Orphanhood is not a simple concept. When parents adopt a child, they do their best to shield him or her from ever sensing that feeling. When you’re adopted by good, loving parents (as Bruce and Ellen Biddle adopted me), you learn early on that you were chosen, that you are special.
Still, feeling special is also part of the problem. At their cores, all adoptees are orphans. This is such a primal feeling and so closely held, so secretly self-defining, that even now, eight years after finding my loving birthmother (whom I call Mom), I can’t get beyond feeling alone in the world and different from everyone around me.
And, yet, orphanhood gives adoptees a strange power, too. The fact that we have been adopted means nothing if we aren’t also willing to adopt the family who adopted us—and to choose the particular life situation we find ourselves in.

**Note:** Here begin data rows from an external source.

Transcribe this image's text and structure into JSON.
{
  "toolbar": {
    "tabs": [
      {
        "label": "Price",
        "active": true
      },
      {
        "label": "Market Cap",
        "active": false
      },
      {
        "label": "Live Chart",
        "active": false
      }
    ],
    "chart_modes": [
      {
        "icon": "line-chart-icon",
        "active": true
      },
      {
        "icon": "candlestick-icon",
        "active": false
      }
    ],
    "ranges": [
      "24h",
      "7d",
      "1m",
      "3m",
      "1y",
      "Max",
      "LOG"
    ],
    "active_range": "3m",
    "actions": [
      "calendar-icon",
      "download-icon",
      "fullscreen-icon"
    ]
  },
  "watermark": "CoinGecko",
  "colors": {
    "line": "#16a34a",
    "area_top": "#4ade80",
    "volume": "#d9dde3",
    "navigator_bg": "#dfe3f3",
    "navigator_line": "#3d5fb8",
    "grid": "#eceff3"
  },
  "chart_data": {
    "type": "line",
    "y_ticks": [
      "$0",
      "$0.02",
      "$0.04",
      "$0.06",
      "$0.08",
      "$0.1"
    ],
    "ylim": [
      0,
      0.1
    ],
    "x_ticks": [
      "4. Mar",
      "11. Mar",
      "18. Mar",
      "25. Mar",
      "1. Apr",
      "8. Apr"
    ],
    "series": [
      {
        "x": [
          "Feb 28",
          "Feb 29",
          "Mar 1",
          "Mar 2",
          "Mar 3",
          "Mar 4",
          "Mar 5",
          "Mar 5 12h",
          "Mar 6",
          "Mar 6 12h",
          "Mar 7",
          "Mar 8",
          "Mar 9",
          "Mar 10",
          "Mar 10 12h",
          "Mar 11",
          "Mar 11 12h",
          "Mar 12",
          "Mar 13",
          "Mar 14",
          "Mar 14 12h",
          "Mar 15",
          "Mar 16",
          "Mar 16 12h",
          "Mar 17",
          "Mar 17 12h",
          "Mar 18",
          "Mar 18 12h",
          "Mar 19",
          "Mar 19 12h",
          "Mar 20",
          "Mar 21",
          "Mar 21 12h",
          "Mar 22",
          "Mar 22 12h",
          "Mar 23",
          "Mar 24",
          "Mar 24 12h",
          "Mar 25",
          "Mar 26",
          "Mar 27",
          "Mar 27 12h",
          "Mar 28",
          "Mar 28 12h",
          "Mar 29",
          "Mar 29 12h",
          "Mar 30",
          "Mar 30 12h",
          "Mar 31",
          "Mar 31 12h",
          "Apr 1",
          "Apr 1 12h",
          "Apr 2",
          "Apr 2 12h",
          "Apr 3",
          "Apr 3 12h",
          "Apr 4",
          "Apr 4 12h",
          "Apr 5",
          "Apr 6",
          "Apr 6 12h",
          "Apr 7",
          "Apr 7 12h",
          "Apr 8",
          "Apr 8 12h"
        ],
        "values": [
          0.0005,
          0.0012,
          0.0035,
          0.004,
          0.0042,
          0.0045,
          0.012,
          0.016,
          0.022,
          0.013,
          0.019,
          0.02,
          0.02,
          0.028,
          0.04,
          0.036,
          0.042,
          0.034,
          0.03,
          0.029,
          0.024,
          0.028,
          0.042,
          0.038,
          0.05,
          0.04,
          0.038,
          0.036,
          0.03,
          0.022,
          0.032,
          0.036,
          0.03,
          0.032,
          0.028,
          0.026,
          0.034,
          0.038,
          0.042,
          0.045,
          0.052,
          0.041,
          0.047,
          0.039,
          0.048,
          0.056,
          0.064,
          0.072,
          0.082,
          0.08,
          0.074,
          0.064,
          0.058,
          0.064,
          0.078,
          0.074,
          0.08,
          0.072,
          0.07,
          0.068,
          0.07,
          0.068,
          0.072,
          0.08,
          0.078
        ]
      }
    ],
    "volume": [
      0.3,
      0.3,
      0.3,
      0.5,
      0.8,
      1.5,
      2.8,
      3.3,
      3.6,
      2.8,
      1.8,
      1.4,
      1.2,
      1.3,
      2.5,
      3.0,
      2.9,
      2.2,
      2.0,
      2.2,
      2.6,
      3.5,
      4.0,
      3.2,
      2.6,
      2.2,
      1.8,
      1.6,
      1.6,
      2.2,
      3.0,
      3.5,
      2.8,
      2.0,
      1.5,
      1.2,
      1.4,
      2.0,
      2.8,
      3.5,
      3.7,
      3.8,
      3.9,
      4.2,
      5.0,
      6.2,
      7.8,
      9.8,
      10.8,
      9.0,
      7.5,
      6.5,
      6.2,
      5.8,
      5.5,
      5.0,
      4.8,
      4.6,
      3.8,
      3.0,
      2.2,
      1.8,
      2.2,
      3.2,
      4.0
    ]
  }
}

We are powerful from the moment we understand that we are adopted. We are independent beings far too soon in life. But that independence gives us a kind of grace and intensity of feeling, as we affirm and establish daily, over and over, our connection to the world that has taken us in.
This premature ability of orphans to create their own identities and connections in the world is not lost on our culture. In some ways, it’s a major motif. Many of the great characters of the past two hundred years—Oliver Twist, Clark Kent, Tom Sawyer, Pippi Longstocking, Harry Potter, Annie—are parentless.
In one sense, adoptees are the ultimate recycled product. But, in another way, we are the least recycled. We are required to stand on our own—even if we don’t know that’s what we’re doing—and from within that solitude, we reach out, understanding that we have no choice but to define ourselves.